Another study comprised user observation and involved video recording technology to observe the movements of passengers on platforms to observe the phenomenon of concentrated boarding, when rail passengers congregate in certain areas of the platform and board the train carriages that stop near these areas.

Some of the proposed system features, for example the wayfinding information (to locate your seat upon arrival of the train) and carriage occupancy levels could motivate passengers to spread out more on the platform. Consequently, alighting and boarding could be more efficient, shortening the dwell time.

Passengers tend to congregate near the platform entrances, causing the concentrated boarding.


Another study involved a large-scale quantitative research via an online survey. Respondents were asked to quantitatively rank the 10 features listed above. A best-worst preference questionnaire was developed to evaluate how passengers value different technological improvements to rail transport in the UK. This study also included the segmentation of responses according to passenger type (commuters, business and leisure) and the similarities and differences in responses from the public versus those working directly in the rail industry.
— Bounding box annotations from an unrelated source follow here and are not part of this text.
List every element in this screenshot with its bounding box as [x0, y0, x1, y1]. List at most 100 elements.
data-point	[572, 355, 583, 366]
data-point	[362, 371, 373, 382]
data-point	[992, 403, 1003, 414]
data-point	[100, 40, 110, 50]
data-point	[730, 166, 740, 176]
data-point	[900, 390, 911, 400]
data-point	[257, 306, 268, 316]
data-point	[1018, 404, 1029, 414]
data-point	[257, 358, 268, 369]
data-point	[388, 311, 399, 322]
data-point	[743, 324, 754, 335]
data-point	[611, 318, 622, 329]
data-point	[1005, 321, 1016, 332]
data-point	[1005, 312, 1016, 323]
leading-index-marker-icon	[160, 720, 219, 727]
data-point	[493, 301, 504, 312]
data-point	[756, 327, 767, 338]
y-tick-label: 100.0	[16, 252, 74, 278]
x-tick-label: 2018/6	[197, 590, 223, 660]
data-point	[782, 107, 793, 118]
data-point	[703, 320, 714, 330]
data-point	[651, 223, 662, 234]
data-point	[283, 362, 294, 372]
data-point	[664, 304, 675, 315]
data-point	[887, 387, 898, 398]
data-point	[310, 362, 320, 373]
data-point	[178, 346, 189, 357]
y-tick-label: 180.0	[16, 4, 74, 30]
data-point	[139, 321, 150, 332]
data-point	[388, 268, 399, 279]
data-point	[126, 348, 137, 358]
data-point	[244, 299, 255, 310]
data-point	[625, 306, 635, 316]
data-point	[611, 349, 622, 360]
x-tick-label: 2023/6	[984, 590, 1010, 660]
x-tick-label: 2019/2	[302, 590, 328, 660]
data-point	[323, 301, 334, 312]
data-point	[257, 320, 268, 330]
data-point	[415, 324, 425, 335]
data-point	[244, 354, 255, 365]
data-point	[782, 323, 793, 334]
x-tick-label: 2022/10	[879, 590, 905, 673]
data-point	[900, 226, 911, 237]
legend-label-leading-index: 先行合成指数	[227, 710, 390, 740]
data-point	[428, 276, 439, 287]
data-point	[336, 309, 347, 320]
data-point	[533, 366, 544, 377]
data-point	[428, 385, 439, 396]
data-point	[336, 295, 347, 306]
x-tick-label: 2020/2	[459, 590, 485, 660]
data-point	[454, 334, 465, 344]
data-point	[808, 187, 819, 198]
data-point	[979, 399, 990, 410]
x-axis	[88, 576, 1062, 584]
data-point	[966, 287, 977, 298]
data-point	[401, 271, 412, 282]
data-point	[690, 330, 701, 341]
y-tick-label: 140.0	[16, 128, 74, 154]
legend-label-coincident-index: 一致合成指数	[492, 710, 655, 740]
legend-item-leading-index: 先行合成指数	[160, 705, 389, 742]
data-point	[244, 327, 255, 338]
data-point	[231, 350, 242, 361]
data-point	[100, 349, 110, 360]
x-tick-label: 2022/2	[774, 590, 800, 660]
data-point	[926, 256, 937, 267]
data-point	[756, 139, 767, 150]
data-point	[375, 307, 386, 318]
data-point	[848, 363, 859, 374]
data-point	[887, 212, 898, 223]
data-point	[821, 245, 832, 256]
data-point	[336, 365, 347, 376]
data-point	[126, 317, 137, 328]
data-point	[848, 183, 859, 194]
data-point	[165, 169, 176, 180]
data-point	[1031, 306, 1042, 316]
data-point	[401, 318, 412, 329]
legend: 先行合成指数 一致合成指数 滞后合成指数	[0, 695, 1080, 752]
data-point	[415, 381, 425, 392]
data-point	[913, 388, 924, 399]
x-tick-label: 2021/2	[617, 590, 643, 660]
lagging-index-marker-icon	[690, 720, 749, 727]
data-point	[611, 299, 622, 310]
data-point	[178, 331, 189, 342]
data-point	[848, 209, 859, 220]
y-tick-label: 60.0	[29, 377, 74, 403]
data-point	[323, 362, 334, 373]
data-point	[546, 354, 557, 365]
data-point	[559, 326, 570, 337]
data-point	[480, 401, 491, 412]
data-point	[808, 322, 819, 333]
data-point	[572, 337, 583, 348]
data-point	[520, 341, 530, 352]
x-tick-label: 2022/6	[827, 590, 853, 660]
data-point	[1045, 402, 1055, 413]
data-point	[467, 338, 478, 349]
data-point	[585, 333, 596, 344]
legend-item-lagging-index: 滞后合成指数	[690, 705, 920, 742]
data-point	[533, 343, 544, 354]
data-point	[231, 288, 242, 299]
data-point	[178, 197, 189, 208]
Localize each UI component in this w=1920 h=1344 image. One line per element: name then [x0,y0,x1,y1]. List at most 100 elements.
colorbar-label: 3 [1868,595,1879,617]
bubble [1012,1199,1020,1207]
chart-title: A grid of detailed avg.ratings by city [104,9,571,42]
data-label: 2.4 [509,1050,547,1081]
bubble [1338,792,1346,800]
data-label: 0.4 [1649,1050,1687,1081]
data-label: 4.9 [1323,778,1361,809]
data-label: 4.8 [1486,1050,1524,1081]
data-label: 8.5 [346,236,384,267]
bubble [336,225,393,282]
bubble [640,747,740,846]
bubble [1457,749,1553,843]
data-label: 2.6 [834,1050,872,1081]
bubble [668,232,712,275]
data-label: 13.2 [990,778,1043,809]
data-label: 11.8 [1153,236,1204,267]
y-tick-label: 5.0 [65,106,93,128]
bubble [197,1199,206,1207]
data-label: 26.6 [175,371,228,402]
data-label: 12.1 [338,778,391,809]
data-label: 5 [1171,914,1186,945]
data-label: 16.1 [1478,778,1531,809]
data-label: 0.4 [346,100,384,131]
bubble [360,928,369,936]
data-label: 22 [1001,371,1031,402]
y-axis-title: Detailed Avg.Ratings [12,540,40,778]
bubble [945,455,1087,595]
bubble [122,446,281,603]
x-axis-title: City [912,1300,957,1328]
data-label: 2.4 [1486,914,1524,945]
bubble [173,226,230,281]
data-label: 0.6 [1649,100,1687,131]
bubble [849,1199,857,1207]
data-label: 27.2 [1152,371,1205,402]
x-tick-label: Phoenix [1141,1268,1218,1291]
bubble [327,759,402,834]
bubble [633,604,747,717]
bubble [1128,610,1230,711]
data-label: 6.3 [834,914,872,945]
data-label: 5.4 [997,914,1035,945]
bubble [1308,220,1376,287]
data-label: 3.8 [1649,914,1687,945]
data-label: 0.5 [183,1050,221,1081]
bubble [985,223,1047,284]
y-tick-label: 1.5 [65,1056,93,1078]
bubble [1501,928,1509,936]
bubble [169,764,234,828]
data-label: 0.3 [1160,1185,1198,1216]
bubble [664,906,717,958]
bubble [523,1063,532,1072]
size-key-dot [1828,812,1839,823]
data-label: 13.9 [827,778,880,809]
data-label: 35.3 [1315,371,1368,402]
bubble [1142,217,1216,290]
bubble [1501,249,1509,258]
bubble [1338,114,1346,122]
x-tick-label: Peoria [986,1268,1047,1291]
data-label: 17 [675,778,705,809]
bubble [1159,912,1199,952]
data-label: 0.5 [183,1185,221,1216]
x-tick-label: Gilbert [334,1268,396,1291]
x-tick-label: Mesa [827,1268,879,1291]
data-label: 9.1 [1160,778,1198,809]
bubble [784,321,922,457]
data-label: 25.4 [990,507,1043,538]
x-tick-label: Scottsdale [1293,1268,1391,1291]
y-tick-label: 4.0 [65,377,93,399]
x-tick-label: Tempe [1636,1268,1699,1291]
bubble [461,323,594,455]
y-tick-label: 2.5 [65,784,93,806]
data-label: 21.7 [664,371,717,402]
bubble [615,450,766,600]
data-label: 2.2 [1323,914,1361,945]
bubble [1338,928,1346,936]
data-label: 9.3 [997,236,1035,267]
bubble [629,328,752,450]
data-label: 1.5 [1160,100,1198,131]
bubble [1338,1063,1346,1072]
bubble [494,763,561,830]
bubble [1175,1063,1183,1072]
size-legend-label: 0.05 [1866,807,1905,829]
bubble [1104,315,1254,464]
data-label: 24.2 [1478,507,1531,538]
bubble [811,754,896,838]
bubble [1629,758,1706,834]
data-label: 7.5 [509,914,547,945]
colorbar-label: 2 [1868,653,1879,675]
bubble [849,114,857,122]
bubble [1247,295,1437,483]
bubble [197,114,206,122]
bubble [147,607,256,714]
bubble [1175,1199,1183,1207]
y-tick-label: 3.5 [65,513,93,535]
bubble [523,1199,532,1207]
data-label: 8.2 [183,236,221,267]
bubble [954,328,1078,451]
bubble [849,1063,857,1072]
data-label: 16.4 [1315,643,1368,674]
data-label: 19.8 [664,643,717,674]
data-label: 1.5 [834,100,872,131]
Results indicate, not surprisingly, that the favourite feature is the automatic compensation for delayed or canceled trains. This study also shows which technological innovations can enhance the passenger experience, especially at the problematic touchpoints, e.g. when collecting tickets, navigating to the platform, boarding the train and finding a seat. The research with rail passengers suggested improvements in the requirements for future technological innovations to improve the travelling experience.

Integration and simulation

The final stage of this research involved the integration of all parts of the CLoSeR system into a fully working prototype. Hardware and software were designed and developed, and brought into a simulator at WMG, university of Warwick. Engineering tests were performed, and a usability study was conducted with train passengers. This exercise informed the redesign some of the components of the system in order to improve the usability, ease of use and acceptance of the CLoSeR system.

The section of the train carriage with two large TV screens creating the window views

Impact and future developments

The outcomes of this project motivated some of the partners to pursue further funds to bring the proposed technology closer to deployment. A subsequent project named CloseRFIT was awarded £350,000 from RSSB and Innovate UK, from the First of a Kind competition: Demonstrating Tomorrow’s Trains Today. A prototype of the CloseR system was built to allow engagement with each customer individually, enhancing and rewarding the customer’s travelling experience, whilst improving the efficiency of on-train operations. The prototype system is currently being installed onto an in-service coach from a major train operating company to run on a British mainline. On the successful trial, the expectation is to perform a complete fitment of the system to all their fleet carriages.